Fresenius officials say Akorn’s testing miscues, along with a history of operational problems that drew warnings from the U.S. Food and Drug Administration, justified canceling the $34-per-share deal. Akorn counters Fresenius is blowing minor mistakes out of proportion to create a pretext for backing out of the deal.
Avellanet concluded “anyone in the company could get into that system and modify the records with no accountability?” Clayton asked Zena Kaufman, an expert Akorn hired to testify about its data integrity and security issues in the Delaware Chancery Court case.
“The problem is the lack of control over the system,” Kaufman said during Monday’s testimony.
Fresenius claims Akorn officials sought to cover up that rogue employees falsified test results and the company’s executives submitted the phony findings in three FDA drug applications. Akorn’s former head of quality control was fired over the scandal and the company is still investigating the testing failures.

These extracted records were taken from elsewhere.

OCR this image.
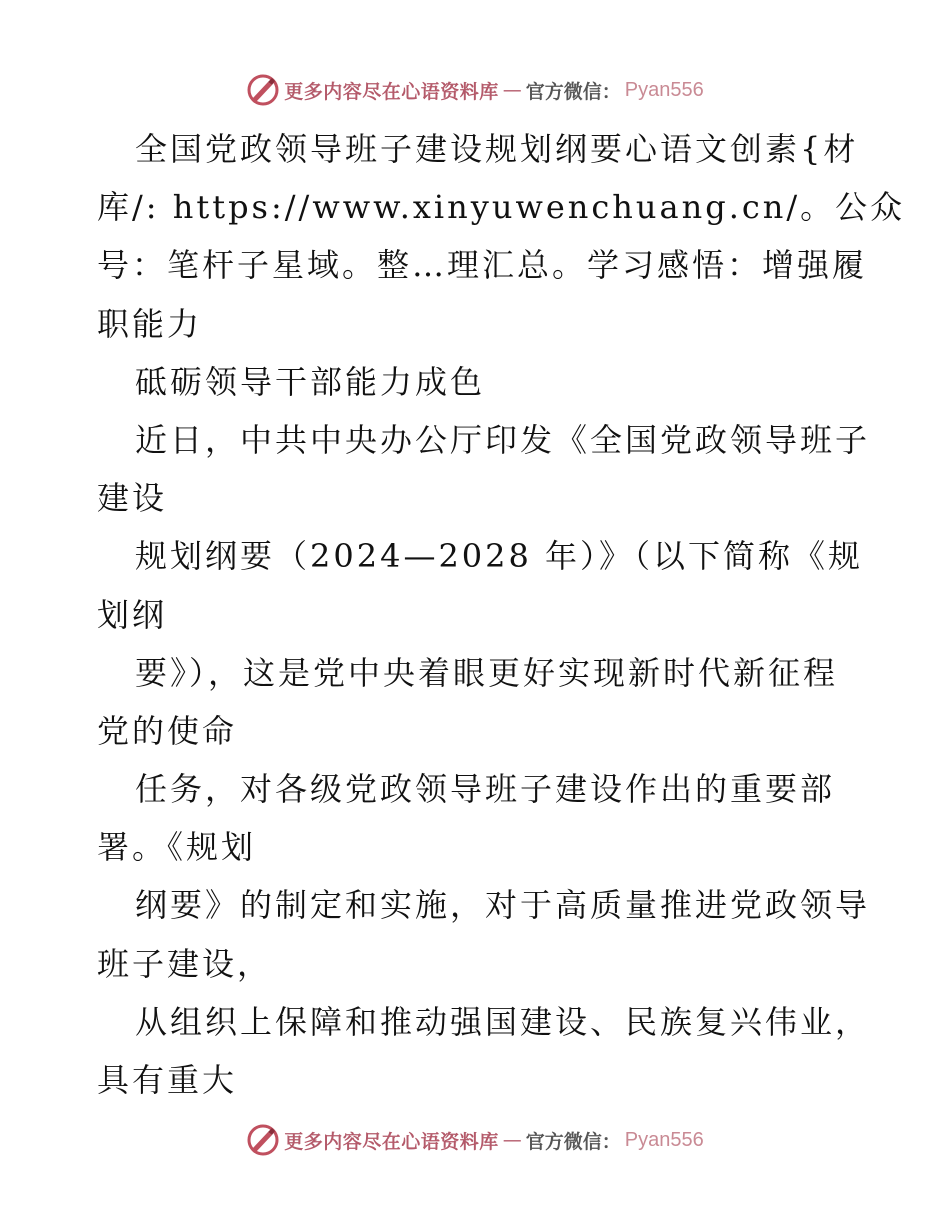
更多内容尽在心语资料库 — 官方微信： Pyan556
全国党政领导班子建设规划纲要心语文创素{材
库/: https://www.xinyuwenchuang.cn/。公众
号：笔杆子星域。整…理汇总。学习感悟：增强履
职能力
砥砺领导干部能力成色
近日，中共中央办公厅印发《全国党政领导班子
建设
规划纲要（2024—2028 年）》（以下简称《规
划纲
要》），这是党中央着眼更好实现新时代新征程
党的使命
任务，对各级党政领导班子建设作出的重要部
署。《规划
纲要》的制定和实施，对于高质量推进党政领导
班子建设，
从组织上保障和推动强国建设、民族复兴伟业，
具有重大
更多内容尽在心语资料库 — 官方微信： Pyan556
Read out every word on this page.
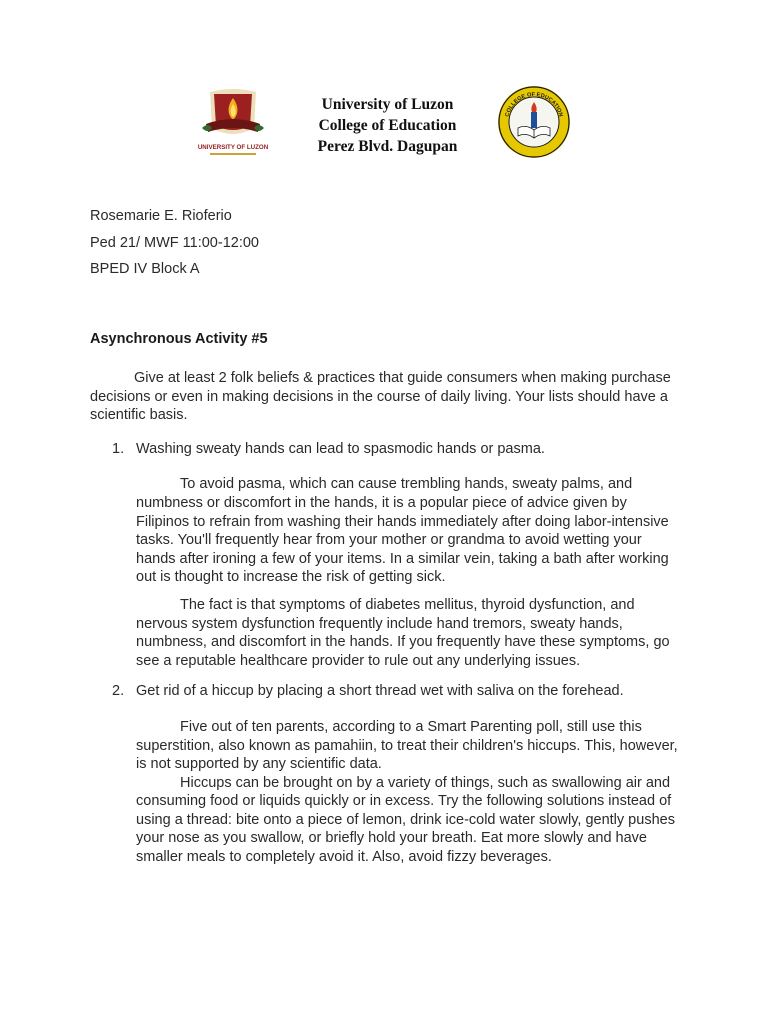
UNIVERSITY OF LUZON
University of Luzon
College of Education
Perez Blvd. Dagupan
COLLEGE OF EDUCATION
Rosemarie E. Rioferio
Ped 21/ MWF 11:00-12:00
BPED IV Block A
Asynchronous Activity #5

Give at least 2 folk beliefs & practices that guide consumers when making purchase decisions or even in making decisions in the course of daily living. Your lists should have a scientific basis.

1. Washing sweaty hands can lead to spasmodic hands or pasma.

To avoid pasma, which can cause trembling hands, sweaty palms, and numbness or discomfort in the hands, it is a popular piece of advice given by Filipinos to refrain from washing their hands immediately after doing labor-intensive tasks. You'll frequently hear from your mother or grandma to avoid wetting your hands after ironing a few of your items. In a similar vein, taking a bath after working out is thought to increase the risk of getting sick.

The fact is that symptoms of diabetes mellitus, thyroid dysfunction, and nervous system dysfunction frequently include hand tremors, sweaty hands, numbness, and discomfort in the hands. If you frequently have these symptoms, go see a reputable healthcare provider to rule out any underlying issues.

2. Get rid of a hiccup by placing a short thread wet with saliva on the forehead.

Five out of ten parents, according to a Smart Parenting poll, still use this superstition, also known as pamahiin, to treat their children's hiccups. This, however, is not supported by any scientific data.

Hiccups can be brought on by a variety of things, such as swallowing air and consuming food or liquids quickly or in excess. Try the following solutions instead of using a thread: bite onto a piece of lemon, drink ice-cold water slowly, gently pushes your nose as you swallow, or briefly hold your breath. Eat more slowly and have smaller meals to completely avoid it. Also, avoid fizzy beverages.
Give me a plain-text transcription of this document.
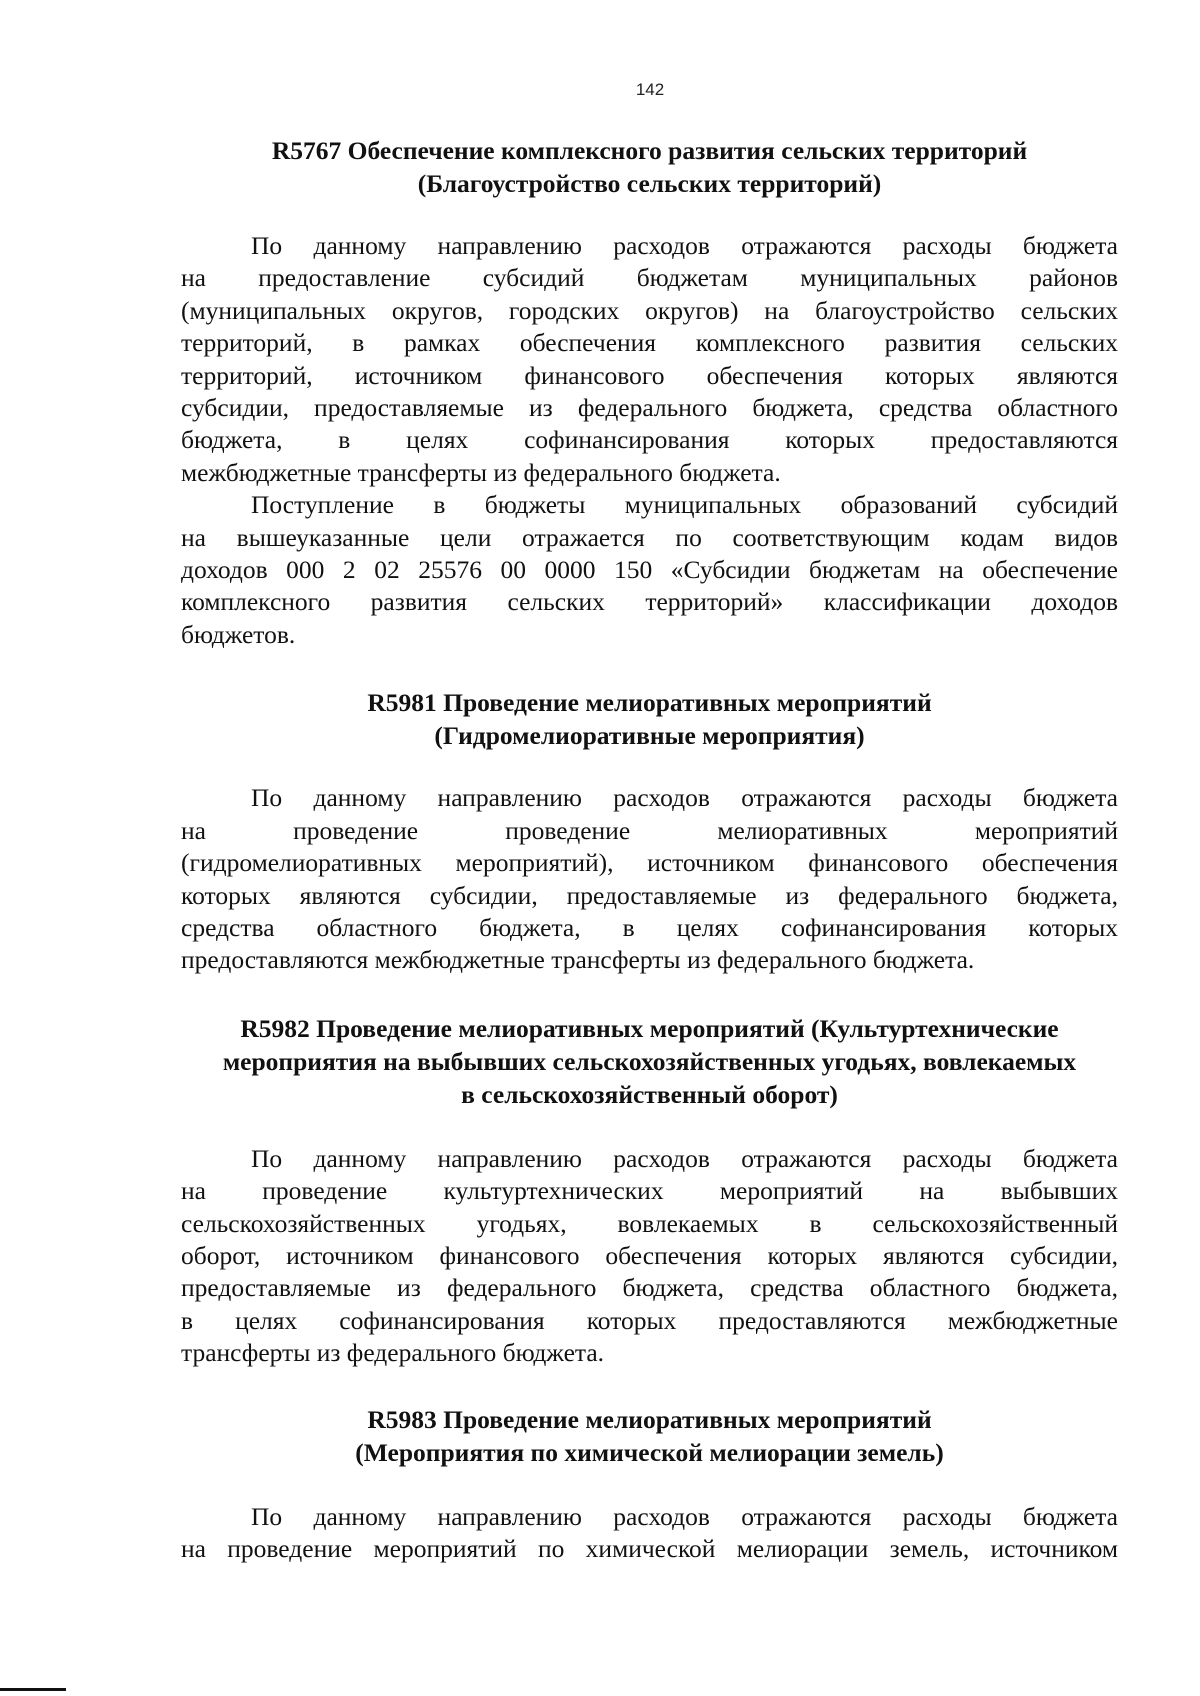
142
R5767 Обеспечение комплексного развития сельских территорий
(Благоустройство сельских территорий)

По данному направлению расходов отражаются расходы бюджета
на предоставление субсидий бюджетам муниципальных районов
(муниципальных округов, городских округов) на благоустройство сельских
территорий, в рамках обеспечения комплексного развития сельских
территорий, источником финансового обеспечения которых являются
субсидии, предоставляемые из федерального бюджета, средства областного
бюджета, в целях софинансирования которых предоставляются
межбюджетные трансферты из федерального бюджета.

Поступление в бюджеты муниципальных образований субсидий
на вышеуказанные цели отражается по соответствующим кодам видов
доходов 000 2 02 25576 00 0000 150 «Субсидии бюджетам на обеспечение
комплексного развития сельских территорий» классификации доходов
бюджетов.

R5981 Проведение мелиоративных мероприятий
(Гидромелиоративные мероприятия)

По данному направлению расходов отражаются расходы бюджета
на проведение проведение мелиоративных мероприятий
(гидромелиоративных мероприятий), источником финансового обеспечения
которых являются субсидии, предоставляемые из федерального бюджета,
средства областного бюджета, в целях софинансирования которых
предоставляются межбюджетные трансферты из федерального бюджета.

R5982 Проведение мелиоративных мероприятий (Культуртехнические
мероприятия на выбывших сельскохозяйственных угодьях, вовлекаемых
в сельскохозяйственный оборот)

По данному направлению расходов отражаются расходы бюджета
на проведение культуртехнических мероприятий на выбывших
сельскохозяйственных угодьях, вовлекаемых в сельскохозяйственный
оборот, источником финансового обеспечения которых являются субсидии,
предоставляемые из федерального бюджета, средства областного бюджета,
в целях софинансирования которых предоставляются межбюджетные
трансферты из федерального бюджета.

R5983 Проведение мелиоративных мероприятий
(Мероприятия по химической мелиорации земель)

По данному направлению расходов отражаются расходы бюджета
на проведение мероприятий по химической мелиорации земель, источником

On cross-examination Monday, Kaufman said the level of computer-security lapses at Akorn were worse than any she had seen in the pharmaceutical industry. She also acknowledged FDA officials were “very concerned” once they learned about about Akorn’s computer shortfalls.
Kaufman, a former head of quality control at Hospira Inc., acknowledged Tuesday that reviews of Akorn’s laboratory operations found evidence that test results were backdated. Some of the backdating stretched back at least a year, Clayton noted.
“It may have been a lack of discipline” that led to the backdating rather than a more nefarious motive, Kaufman added.
Chancery Judge Travis Laster will decide whether Fresenius properly walked away from the Akorn deal in April. Some analysts have predicted the deal could still close at a lower price.
The case is Akorn Inc. v. Fresenius Kabi AG, 2018-0300, Delaware Chancery Court (Wilmington).